Forgot a couple of things to do for a complete cleanup:

  1. We should move deployment-prep's clusters as well to the fixed uid/gid.
  2. The profile::kafka::broker::use_fixed_uid_gid hiera value should be removed from puppet (since we will switch to default true).

Mentioned in SAL (#wikimedia-releng) [2022-05-23T08:06:11Z] <elukey> move kafka logging in deployment-prep to fixed uid/gid - T296982

Mentioned in SAL (#wikimedia-releng) [2022-05-23T08:29:30Z] <elukey> move kafka main in deployment-prep to fixed uid/gid - T296982

Mentioned in SAL (#wikimedia-releng) [2022-05-23T08:37:55Z] <elukey> move kafka jumbo in deployment-prep to fixed uid/gid - T296982

The three kafka clusters in deployment-prep are using the new uid/gid, before turning the profile::kafka::broker::use_fixed_uid_gid option true by default I'll follow up with SRE to verify that no other cluster is left to move.

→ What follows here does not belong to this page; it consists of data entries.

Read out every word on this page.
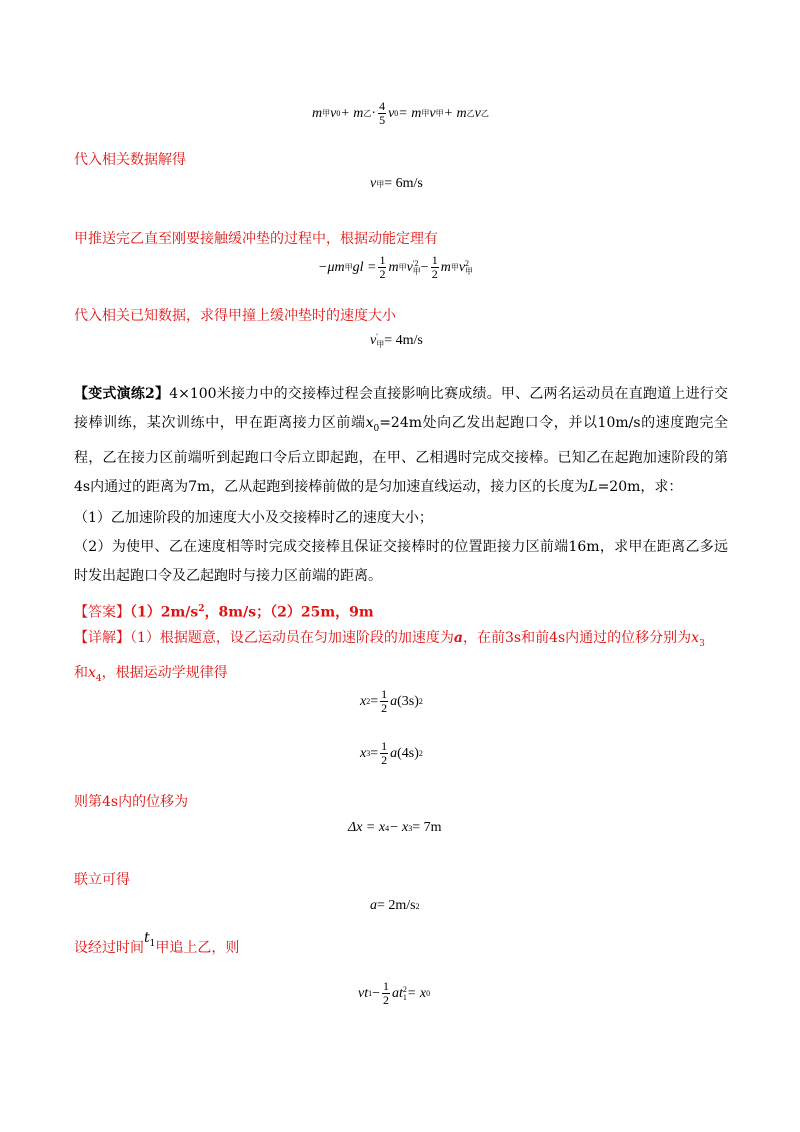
m 甲 v 0 + m 乙 · $\frac{4}{5}$ v 0 = m 甲 v 甲 + m 乙 v 乙
代入相关数据解得
v 甲 = 6m/s
甲推送完乙直至刚要接触缓冲垫的过程中，根据动能定理有
−μm 甲 gl = $\frac{1}{2}$ m 甲 v ′2
甲 − $\frac{1}{2}$ m 甲 v 2
甲
代入相关已知数据，求得甲撞上缓冲垫时的速度大小
v ′
甲 = 4m/s
【变式演练2】4×100米接力中的交接棒过程会直接影响比赛成绩。甲、乙两名运动员在直跑道上进行交接棒训练，某次训练中，甲在距离接力区前端$x_0=24m$处向乙发出起跑口令，并以10m/s的速度跑完全程，乙在接力区前端听到起跑口令后立即起跑，在甲、乙相遇时完成交接棒。已知乙在起跑加速阶段的第4s内通过的距离为7m，乙从起跑到接棒前做的是匀加速直线运动，接力区的长度为L=20m，求：
（1）乙加速阶段的加速度大小及交接棒时乙的速度大小；
（2）为使甲、乙在速度相等时完成交接棒且保证交接棒时的位置距接力区前端16m，求甲在距离乙多远时发出起跑口令及乙起跑时与接力区前端的距离。
【答案】$(1)2m/s^2$，8m/s；（2）25m，9m
【详解】（1）根据题意，设乙运动员在匀加速阶段的加速度为a，在前3s和前4s内通过的位移分别为$x_3$
和$x_4$，根据运动学规律得
x $2 = \frac{1}{2}$ a (3s) 2
x $3 = \frac{1}{2}$ a (4s) 2
则第4s内的位移为
Δx = x 4 − x 3 = 7m
联立可得
a = 2m/s 2
设经过时间$t_1$甲追上乙，则
vt $1 - \frac{1}{2}$ at 2
1 = x 0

Change 797127 had a related patch set uploaded (by Elukey; author: Elukey):

[operations/puppet@production] Set fixed uid/gid for kafka by default

https://gerrit.wikimedia.org/r/797127

Change 797127 merged by Elukey:

[operations/puppet@production] Set fixed uid/gid for kafka by default

https://gerrit.wikimedia.org/r/797127

Change is rolled out everywhere, and now we have sane defaults in profile::kafka::broker.